I'm not one who is fascinated by power, the 'exhilarating feeling of knowing YOU are in control' as those who love it explain it. It just doesn't excite me as much. Yeah sure I'd like to think I have some control over things such as my studies, finances, love life and the like. I say some control because there are just so many factors to one area in my life. My studies for example, yes I'm responsible and have control over things such as making sure I have the study material and I study but I have no control over events that lead up to me being unable to study for one. I don't have control over me falling sick and therefore rendering me unable to study for my test, or in my attempt to study I do grasp the information but then being unable to produce it on paper because of some mental block that was caused by the sickens. I'm just saying you know, just throwing it out there. There are way too many things that can cause a person to lose control of things they thought they had control over.
But anyway back to my point, power doesn't excite me but I'm a huge fan of consistency. I cannot take it when things are a gigantic twirl of a non-stop roallercoaster. Some may say this is the beauty of it all but OMG it irks me to the core. I like knowing that 'ok right now we are in a bit of a tussle with life, just keep pushing' and then later on 'right now we are entering a very pleasurable state of mind and all is well'. Kinda like when you're in a plane or bus; "there is anticipated turbulence ahead, please stay seated fasten your safety belts and remain calm", "the cabin crew will be coming around in about twenty minutes time to offer you a light snack and beverage,until then, sit back, relax and enjoy the rest of the flight". I dunno man, something of that sort, you are warned the good and bad. For the sake of one's sanity is what its all about to me.
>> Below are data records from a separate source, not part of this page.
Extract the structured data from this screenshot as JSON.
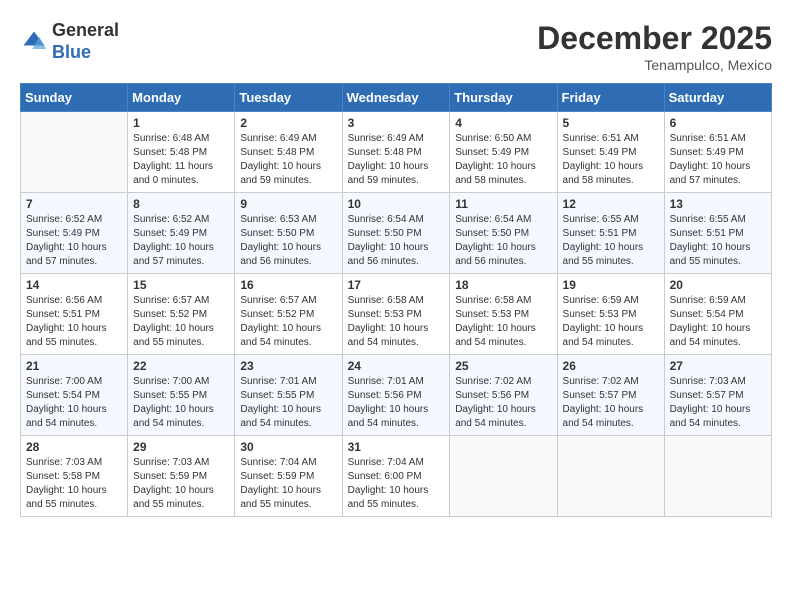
{
  "header": {
    "logo_line1": "General",
    "logo_line2": "Blue",
    "month_title": "December 2025",
    "location": "Tenampulco, Mexico"
  },
  "weekdays": [
    "Sunday",
    "Monday",
    "Tuesday",
    "Wednesday",
    "Thursday",
    "Friday",
    "Saturday"
  ],
  "weeks": [
    [
      {
        "day": "",
        "info": ""
      },
      {
        "day": "1",
        "info": "Sunrise: 6:48 AM\nSunset: 5:48 PM\nDaylight: 11 hours\nand 0 minutes."
      },
      {
        "day": "2",
        "info": "Sunrise: 6:49 AM\nSunset: 5:48 PM\nDaylight: 10 hours\nand 59 minutes."
      },
      {
        "day": "3",
        "info": "Sunrise: 6:49 AM\nSunset: 5:48 PM\nDaylight: 10 hours\nand 59 minutes."
      },
      {
        "day": "4",
        "info": "Sunrise: 6:50 AM\nSunset: 5:49 PM\nDaylight: 10 hours\nand 58 minutes."
      },
      {
        "day": "5",
        "info": "Sunrise: 6:51 AM\nSunset: 5:49 PM\nDaylight: 10 hours\nand 58 minutes."
      },
      {
        "day": "6",
        "info": "Sunrise: 6:51 AM\nSunset: 5:49 PM\nDaylight: 10 hours\nand 57 minutes."
      }
    ],
    [
      {
        "day": "7",
        "info": "Sunrise: 6:52 AM\nSunset: 5:49 PM\nDaylight: 10 hours\nand 57 minutes."
      },
      {
        "day": "8",
        "info": "Sunrise: 6:52 AM\nSunset: 5:49 PM\nDaylight: 10 hours\nand 57 minutes."
      },
      {
        "day": "9",
        "info": "Sunrise: 6:53 AM\nSunset: 5:50 PM\nDaylight: 10 hours\nand 56 minutes."
      },
      {
        "day": "10",
        "info": "Sunrise: 6:54 AM\nSunset: 5:50 PM\nDaylight: 10 hours\nand 56 minutes."
      },
      {
        "day": "11",
        "info": "Sunrise: 6:54 AM\nSunset: 5:50 PM\nDaylight: 10 hours\nand 56 minutes."
      },
      {
        "day": "12",
        "info": "Sunrise: 6:55 AM\nSunset: 5:51 PM\nDaylight: 10 hours\nand 55 minutes."
      },
      {
        "day": "13",
        "info": "Sunrise: 6:55 AM\nSunset: 5:51 PM\nDaylight: 10 hours\nand 55 minutes."
      }
    ],
    [
      {
        "day": "14",
        "info": "Sunrise: 6:56 AM\nSunset: 5:51 PM\nDaylight: 10 hours\nand 55 minutes."
      },
      {
        "day": "15",
        "info": "Sunrise: 6:57 AM\nSunset: 5:52 PM\nDaylight: 10 hours\nand 55 minutes."
      },
      {
        "day": "16",
        "info": "Sunrise: 6:57 AM\nSunset: 5:52 PM\nDaylight: 10 hours\nand 54 minutes."
      },
      {
        "day": "17",
        "info": "Sunrise: 6:58 AM\nSunset: 5:53 PM\nDaylight: 10 hours\nand 54 minutes."
      },
      {
        "day": "18",
        "info": "Sunrise: 6:58 AM\nSunset: 5:53 PM\nDaylight: 10 hours\nand 54 minutes."
      },
      {
        "day": "19",
        "info": "Sunrise: 6:59 AM\nSunset: 5:53 PM\nDaylight: 10 hours\nand 54 minutes."
      },
      {
        "day": "20",
        "info": "Sunrise: 6:59 AM\nSunset: 5:54 PM\nDaylight: 10 hours\nand 54 minutes."
      }
    ],
    [
      {
        "day": "21",
        "info": "Sunrise: 7:00 AM\nSunset: 5:54 PM\nDaylight: 10 hours\nand 54 minutes."
      },
      {
        "day": "22",
        "info": "Sunrise: 7:00 AM\nSunset: 5:55 PM\nDaylight: 10 hours\nand 54 minutes."
      },
      {
        "day": "23",
        "info": "Sunrise: 7:01 AM\nSunset: 5:55 PM\nDaylight: 10 hours\nand 54 minutes."
      },
      {
        "day": "24",
        "info": "Sunrise: 7:01 AM\nSunset: 5:56 PM\nDaylight: 10 hours\nand 54 minutes."
      },
      {
        "day": "25",
        "info": "Sunrise: 7:02 AM\nSunset: 5:56 PM\nDaylight: 10 hours\nand 54 minutes."
      },
      {
        "day": "26",
        "info": "Sunrise: 7:02 AM\nSunset: 5:57 PM\nDaylight: 10 hours\nand 54 minutes."
      },
      {
        "day": "27",
        "info": "Sunrise: 7:03 AM\nSunset: 5:57 PM\nDaylight: 10 hours\nand 54 minutes."
      }
    ],
    [
      {
        "day": "28",
        "info": "Sunrise: 7:03 AM\nSunset: 5:58 PM\nDaylight: 10 hours\nand 55 minutes."
      },
      {
        "day": "29",
        "info": "Sunrise: 7:03 AM\nSunset: 5:59 PM\nDaylight: 10 hours\nand 55 minutes."
      },
      {
        "day": "30",
        "info": "Sunrise: 7:04 AM\nSunset: 5:59 PM\nDaylight: 10 hours\nand 55 minutes."
      },
      {
        "day": "31",
        "info": "Sunrise: 7:04 AM\nSunset: 6:00 PM\nDaylight: 10 hours\nand 55 minutes."
      },
      {
        "day": "",
        "info": ""
      },
      {
        "day": "",
        "info": ""
      },
      {
        "day": "",
        "info": ""
      }
    ]
  ]
}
The only constant thing right now is the inconsistency of my life right now. The one minute I'm happy, all is fine and dandy and the next I just want to crawl into the next rabbit hole and stay there until whatever I'll be going through passes. Endurance is what I lack a friend of mine once said but I beg to differ. Endure craziness?! Endure the mess of a life that you're living?! Well I think not!! If there are people out there who are living in a dream each day, no problems none whatsoever, with exceptions of inevitable ones of which you are aware of, then honey I want that sweet life too. Too dreamy a state of mind I thought to myself the other day but I came back to my senses and assured myself that it honestly is attainable.
This madness called life sometimes makes me feel like I'm bipolar at times. I resent how I would be yearning to go out and just live. Just BE, see the world, spend time with loved ones, read, write, listen to all the beautiful music in the world and then I swear its like someone would say ' hold up lil Missy, who do you think you are, deserving of all this joy you dream about?!' and then they would slap me with a problem that would then send me in some sort of dizzy spell and my world comes crumbling down. Uuuurgggg!!! Totally hate that!
I refuse to let my thirst for life be quenched with unwelcomed obstacles. Can a sister just live though?! GOODNESS!!